Hybrid potato breeding is based on the cross-breeding of diploid potatoes, in which every cell contains two complete sets of chromosomes (one from each parent). This is in contrast to traditionally cultivated potatoes, whose complex genome consists of four sets of chromosomes. In order to actually capitalize on the opportunities of hybrid potato breeding, it was crucial to identify, clone and characterize the key gene for self-compatibility in potatoes. This gene is called Sli (S-locus inhibitor), says Richard Visser, a professor for the plant breeding group of Wageningen University & Research (WUR).

“An important element of hybrid breeding is the fixation of traits of the two parental lines through inbreeding,” Visser says. “In the course of evolution, many plants, including almost all diploid potatoes, have prevented inbreeding by becoming self-incompatible. But we are now able to overcome this through the Sli gene in potatoes. Self-compatibility as such and also the location on Chromosome 12 were already known for some time, but so far the gene encoding this trait was unknown and had not been isolated and characterized. Through genetic analysis and genome sequencing, we’ve succeeded in doing this. This now gives us the key to fast and effective breeding of new diploid potatoes.”

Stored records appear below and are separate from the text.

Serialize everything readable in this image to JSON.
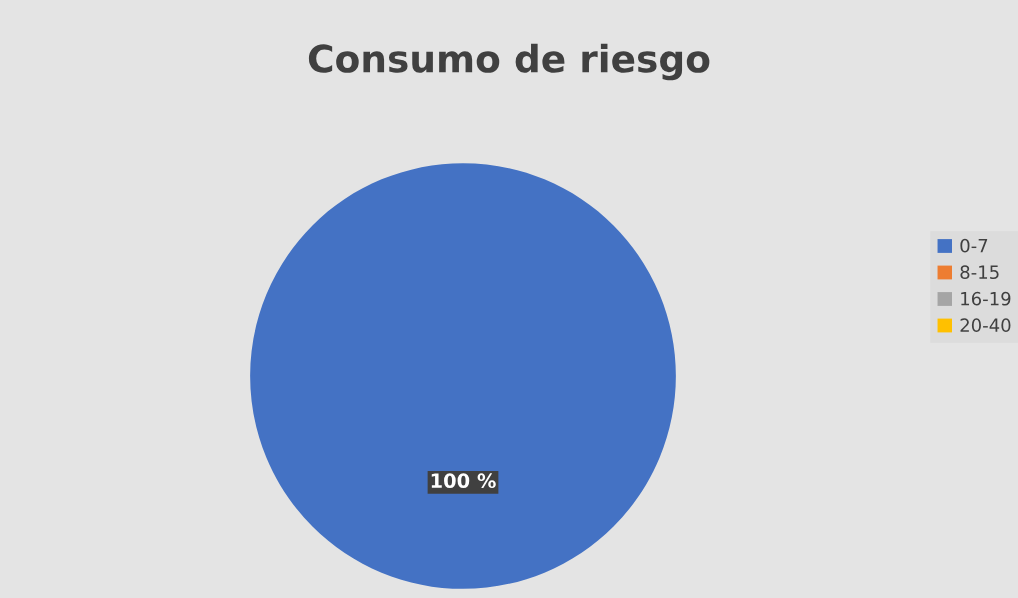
{
  "chart_data": {
    "type": "pie",
    "title": "Consumo de riesgo",
    "categories": [
      "0-7",
      "8-15",
      "16-19",
      "20-40"
    ],
    "values": [
      100,
      0,
      0,
      0
    ],
    "colors": [
      "#4472c4",
      "#ed7d31",
      "#a5a5a5",
      "#ffc000"
    ],
    "value_labels": [
      "100 %",
      null,
      null,
      null
    ],
    "legend": "right"
  }
}
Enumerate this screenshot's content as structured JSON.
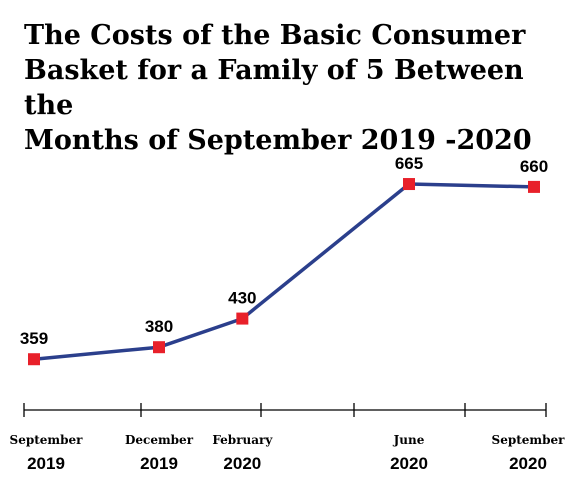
{
  "chart_data": {
    "type": "line",
    "title_lines": [
      "The Costs of the Basic Consumer",
      "Basket for a Family of 5 Between the",
      "Months of September 2019 -2020"
    ],
    "categories": [
      {
        "month": "September",
        "year": "2019"
      },
      {
        "month": "December",
        "year": "2019"
      },
      {
        "month": "February",
        "year": "2020"
      },
      {
        "month": "June",
        "year": "2020"
      },
      {
        "month": "September",
        "year": "2020"
      }
    ],
    "x": [
      "2019-09",
      "2019-12",
      "2020-02",
      "2020-06",
      "2020-09"
    ],
    "values": [
      359,
      380,
      430,
      665,
      660
    ],
    "data_labels": [
      "359",
      "380",
      "430",
      "665",
      "660"
    ],
    "ylim": [
      300,
      700
    ],
    "grid": false,
    "legend": "none",
    "colors": {
      "line": "#2b3f8c",
      "marker": "#e8202a",
      "text": "#000000"
    }
  }
}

Solynta genetic researcher Ernst-Jan Eggers explains the company is “already using the Sli gene by crossing self-incompatible diploid lines with a Sli gene donor. With these new insights, we may be able to discover new variants of Sli that could improve our ability to select for improved taste, water use efficiency, disease resistances and other characteristics for our ever-changing world. This knowledge will deepen our understanding of self-incompatibility systems, which is important from a fundamental scientific perspective, but may have real-world implications in the breeding of not just potato, but also other Solanaceous crops such as tomato, eggplant and pepper.”

Nature Communications

The work of Solynta and WUR has been described in the scientific journal Nature Communications, where the authors further describe how the discovery will profoundly impact in the speed of breeding and focus of potato breeding.

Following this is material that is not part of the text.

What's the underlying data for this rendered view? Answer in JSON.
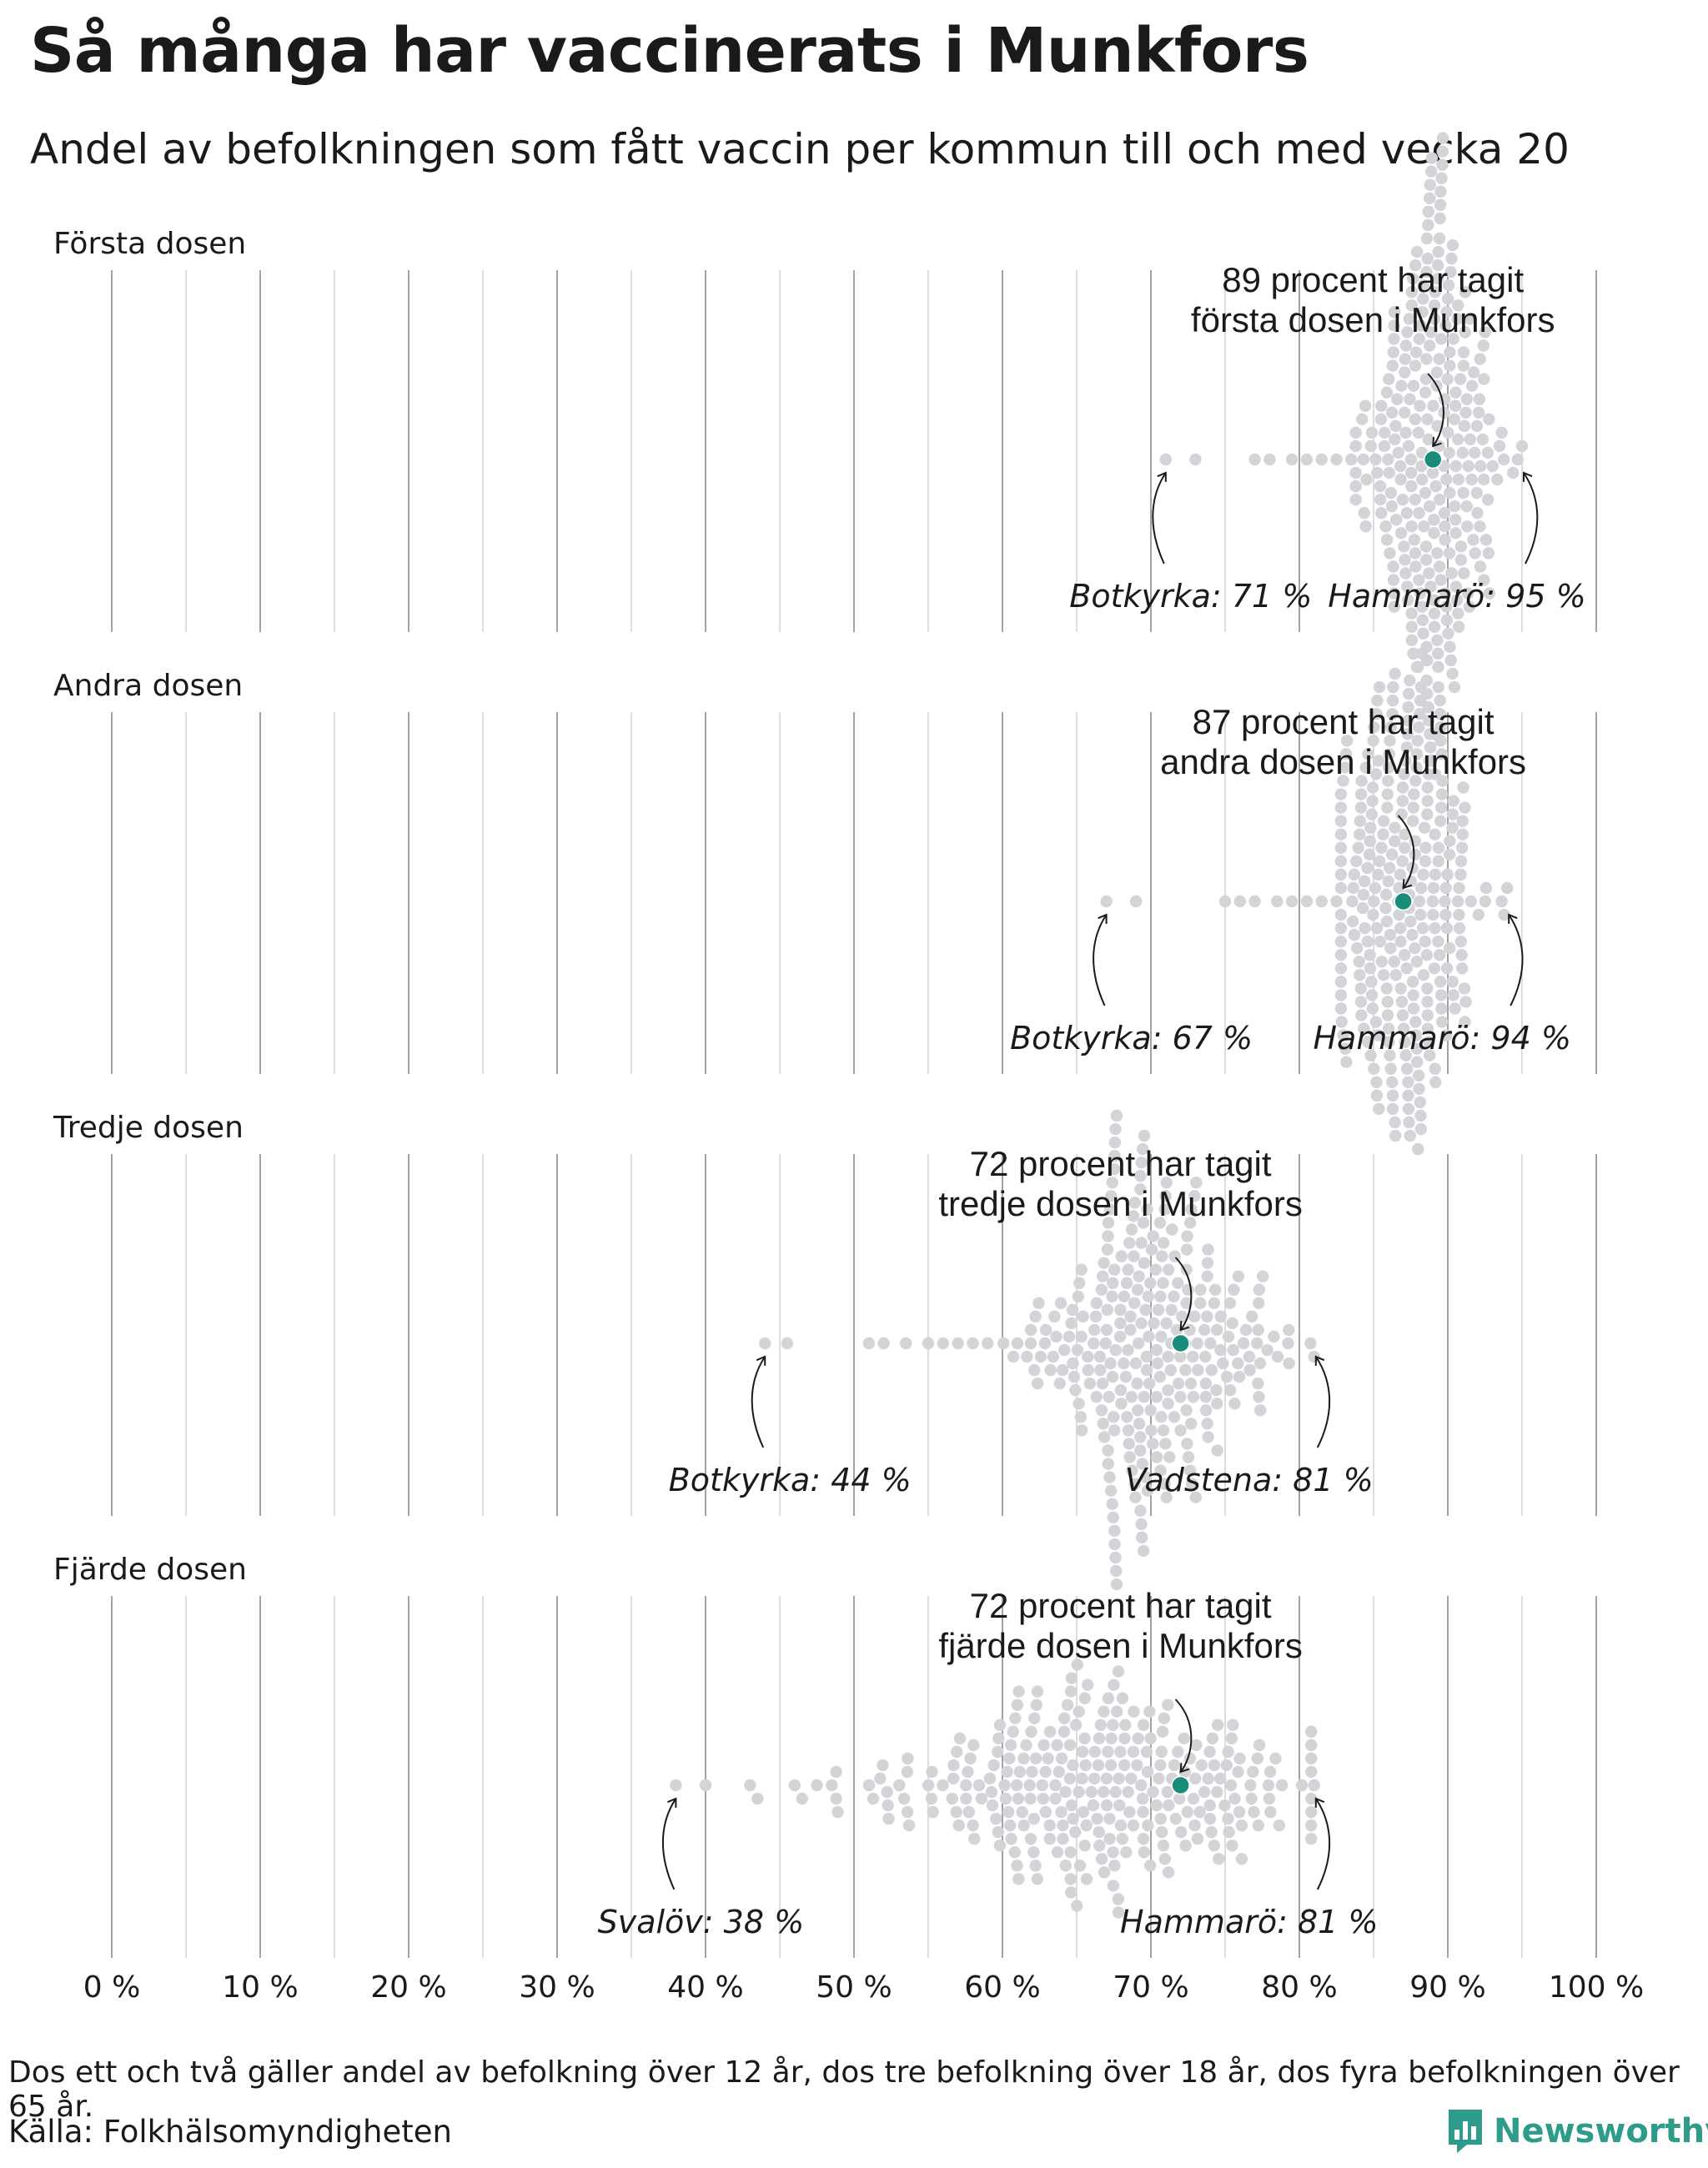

Solynta and WUR have worked together extensively in the past and will continue to build on their successes. This discovery is the most recent in their successful public-private collaboration. Now that the self-incompatibility has been solved together, the teams can aim their research interests at solving other issues which will leverage their unique skills. Ultimately the collaboration will provide improved potatoes that use fewer chemicals and are better adapted to a constantly changing climate and customer base.